Ayam Kremes

21.8K 1.2K 12
                                    


Adit melayangkan pandangan keseantero cafe dan tersenyum lebar begitu matanya terantuk sosok yang dicarinya.

"Bro, disana!" ia menepuk pundak Dito sekilas sebelum telunjuknya terarah ke meja pojok.

Dito yang masih celingukan melihat kearah yang ditunjuk Adit, "yuk samperin," keduanya beriringan masuk kedalam cafe menuju meja yang ditempati Edward bersama bocah lelaki.

Pria itu berdiri dan tersenyum lebar menyambut kedatangan kedua sahabatnya, "ayo duduk," ia mempersilahkan Adit dan Dito menempati kursi kosong dihadapannya.

Kedua sahabatnya menghempaskan bokong dengan mata tak lepas dari bocah lelaki yang asyik dengan makanannya. Bocah itu tak mempedulikan sorot mata tiga pria dewasa yang tengah menatapnya.

"Jadi dia Alif? Kalian memang mirip ya seperti pinang dibelah dua, yang satunya imut-imut yang satu lagi amit-amit." Adit tergelak begitu lengannya disambar tinju Edward.

Alif mendongak dan manik kecilnya bergantian menjelajahi wajah baru yang duduk dihadapannya, "om temannya om ganteng?" tanyanya polos dengan wajah lugu bocahnya, Adit gemas dan mencubit pelan pipi gembilnya.

"iya, mereka temannya om, ini om Adit dan yang itu om Dito," Edward memperkenalkan Adit dan Dito pada anaknya dan sang anak manggut-manggut sok mengerti dengan mulut membulat membentuk huruf 'o' sebelum kembali asyik dengan makanannya.

"Kok dia manggil lo om ganteng sih Ed, nggak lo ajari dia manggil 'papa'?" tanya Adit dan matanya kembali fokus pada Alif.

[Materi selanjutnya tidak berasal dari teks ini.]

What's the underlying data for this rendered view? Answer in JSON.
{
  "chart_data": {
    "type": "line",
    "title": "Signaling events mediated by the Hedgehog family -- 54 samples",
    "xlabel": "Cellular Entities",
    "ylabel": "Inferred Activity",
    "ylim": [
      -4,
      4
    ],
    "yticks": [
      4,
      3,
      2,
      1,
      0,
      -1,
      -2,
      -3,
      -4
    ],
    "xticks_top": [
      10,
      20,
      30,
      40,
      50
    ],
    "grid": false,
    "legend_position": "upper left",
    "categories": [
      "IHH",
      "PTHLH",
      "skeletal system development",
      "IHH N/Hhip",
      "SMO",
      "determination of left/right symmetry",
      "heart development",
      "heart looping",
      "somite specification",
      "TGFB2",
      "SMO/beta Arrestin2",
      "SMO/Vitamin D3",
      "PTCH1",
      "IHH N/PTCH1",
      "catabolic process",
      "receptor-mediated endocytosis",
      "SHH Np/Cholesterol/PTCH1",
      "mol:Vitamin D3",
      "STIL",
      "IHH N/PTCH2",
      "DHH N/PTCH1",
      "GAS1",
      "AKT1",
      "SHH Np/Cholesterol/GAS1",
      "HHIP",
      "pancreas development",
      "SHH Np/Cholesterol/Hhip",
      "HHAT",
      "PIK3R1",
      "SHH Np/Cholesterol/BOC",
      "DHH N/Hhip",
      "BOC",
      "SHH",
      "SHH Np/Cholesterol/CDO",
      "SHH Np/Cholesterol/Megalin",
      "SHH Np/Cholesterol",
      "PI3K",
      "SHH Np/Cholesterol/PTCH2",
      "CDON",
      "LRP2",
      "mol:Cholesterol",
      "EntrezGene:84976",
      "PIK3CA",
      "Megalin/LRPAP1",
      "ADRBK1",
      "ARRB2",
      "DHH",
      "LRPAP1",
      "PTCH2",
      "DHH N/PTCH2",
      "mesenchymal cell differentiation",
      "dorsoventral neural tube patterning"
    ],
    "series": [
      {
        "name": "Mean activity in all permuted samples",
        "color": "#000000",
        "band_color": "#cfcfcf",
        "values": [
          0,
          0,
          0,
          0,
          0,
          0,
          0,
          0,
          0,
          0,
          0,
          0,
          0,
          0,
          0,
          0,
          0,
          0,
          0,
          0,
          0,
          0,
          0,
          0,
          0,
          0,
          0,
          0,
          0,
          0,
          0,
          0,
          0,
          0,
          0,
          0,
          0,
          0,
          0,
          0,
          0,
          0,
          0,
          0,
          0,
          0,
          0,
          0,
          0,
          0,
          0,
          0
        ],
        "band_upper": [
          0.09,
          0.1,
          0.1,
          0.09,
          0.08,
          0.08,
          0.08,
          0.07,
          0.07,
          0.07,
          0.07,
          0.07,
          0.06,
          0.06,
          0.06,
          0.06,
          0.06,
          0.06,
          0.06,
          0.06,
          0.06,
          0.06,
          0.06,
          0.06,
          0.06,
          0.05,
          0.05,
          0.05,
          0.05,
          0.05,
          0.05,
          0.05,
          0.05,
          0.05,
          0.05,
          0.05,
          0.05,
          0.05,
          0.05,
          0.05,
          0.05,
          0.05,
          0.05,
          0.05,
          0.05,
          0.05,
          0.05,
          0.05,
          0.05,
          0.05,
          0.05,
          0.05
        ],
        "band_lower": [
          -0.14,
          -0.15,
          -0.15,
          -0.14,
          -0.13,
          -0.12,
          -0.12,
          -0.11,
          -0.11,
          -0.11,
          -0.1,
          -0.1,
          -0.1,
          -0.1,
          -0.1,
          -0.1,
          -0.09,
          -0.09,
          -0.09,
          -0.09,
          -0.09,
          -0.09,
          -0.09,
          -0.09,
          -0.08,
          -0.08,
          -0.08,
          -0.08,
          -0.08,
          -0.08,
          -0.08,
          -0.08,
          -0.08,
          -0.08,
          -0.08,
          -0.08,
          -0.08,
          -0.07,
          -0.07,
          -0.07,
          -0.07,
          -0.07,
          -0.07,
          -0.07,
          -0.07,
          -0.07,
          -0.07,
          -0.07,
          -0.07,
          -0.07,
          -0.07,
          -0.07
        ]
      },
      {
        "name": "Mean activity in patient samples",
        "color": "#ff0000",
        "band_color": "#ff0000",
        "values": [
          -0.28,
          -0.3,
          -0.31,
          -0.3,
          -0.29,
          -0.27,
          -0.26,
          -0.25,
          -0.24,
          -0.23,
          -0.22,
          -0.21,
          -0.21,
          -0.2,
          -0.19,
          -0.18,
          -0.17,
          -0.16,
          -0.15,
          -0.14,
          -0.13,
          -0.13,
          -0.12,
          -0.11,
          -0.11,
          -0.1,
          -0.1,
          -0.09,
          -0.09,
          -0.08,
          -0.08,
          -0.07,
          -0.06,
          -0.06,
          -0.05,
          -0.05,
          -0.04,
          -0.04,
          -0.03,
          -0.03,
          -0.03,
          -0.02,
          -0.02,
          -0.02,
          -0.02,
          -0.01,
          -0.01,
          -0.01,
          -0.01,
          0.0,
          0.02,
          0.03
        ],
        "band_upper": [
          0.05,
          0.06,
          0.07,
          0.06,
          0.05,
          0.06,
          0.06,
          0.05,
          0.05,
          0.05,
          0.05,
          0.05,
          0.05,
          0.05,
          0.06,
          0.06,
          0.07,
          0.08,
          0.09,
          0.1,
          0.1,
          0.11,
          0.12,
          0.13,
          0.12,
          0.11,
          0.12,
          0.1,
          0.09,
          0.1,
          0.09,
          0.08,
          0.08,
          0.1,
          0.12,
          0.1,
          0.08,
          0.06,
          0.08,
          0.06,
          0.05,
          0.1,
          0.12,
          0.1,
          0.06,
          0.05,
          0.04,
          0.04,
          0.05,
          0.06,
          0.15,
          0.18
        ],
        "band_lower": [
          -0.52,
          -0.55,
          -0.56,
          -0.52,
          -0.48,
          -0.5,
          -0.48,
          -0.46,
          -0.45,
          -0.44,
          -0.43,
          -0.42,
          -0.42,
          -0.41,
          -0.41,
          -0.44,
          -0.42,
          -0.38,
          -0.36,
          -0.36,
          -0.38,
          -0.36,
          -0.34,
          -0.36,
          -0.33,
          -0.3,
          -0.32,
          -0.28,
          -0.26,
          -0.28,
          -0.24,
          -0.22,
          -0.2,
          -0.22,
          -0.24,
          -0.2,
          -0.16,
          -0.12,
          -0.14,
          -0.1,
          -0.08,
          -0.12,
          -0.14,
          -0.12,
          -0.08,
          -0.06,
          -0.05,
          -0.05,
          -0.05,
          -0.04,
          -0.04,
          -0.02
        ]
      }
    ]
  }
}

"Nanti, begitu gue resmi sama mamanya. kalian mau makan apa?" Edward melambai memanggil pelayan dan memesan makanan untuk Adit dan Dito.

Mereka makan siang diselingi canda tawa bersama Alif, bocah itu cepat akrab dengan Adit dan Dito membuat kedua sahabat Edward itu betah berlama-lama bersama Alif. Celotehan lugu Alif membuat suasana kian ceria, para pengunjung yang lain terheran-heran melihat tiga pria dewasa terpingkal-pingkal bersama bocah tiga tahun. Kaum hawa sampai gigit jari gemas dengan tiga pria tampan yang jadi pengasuh siang itu. Sesekali Edward membersihkan pipi Alif yang belepotan makanan membuat kaum hawa takjub, bener-bener ayam kremes deh! Ayah muda keren dan bikin gemes.

Entah kenapa, ketika menatap Alif Dito merasa dekat dan familiar dengan bocah itu, ada rasa sayang yang tiba-tiba menyeruak dari dalam hatinya. Pikirannya tiba-tiba melayang pada seseorang yang menghilang beberapa tahun yang lalu. Bagaimana keadaannya sekarang? Jika sudah melahirkan mungkin anaknya sebesar Alif. Sebersit rasa bersalah menghantam dada Dito, andai ia dan orang tuanya tak mengabaikan sibungsu mungkin ia bisa bermain bersama keponakannya.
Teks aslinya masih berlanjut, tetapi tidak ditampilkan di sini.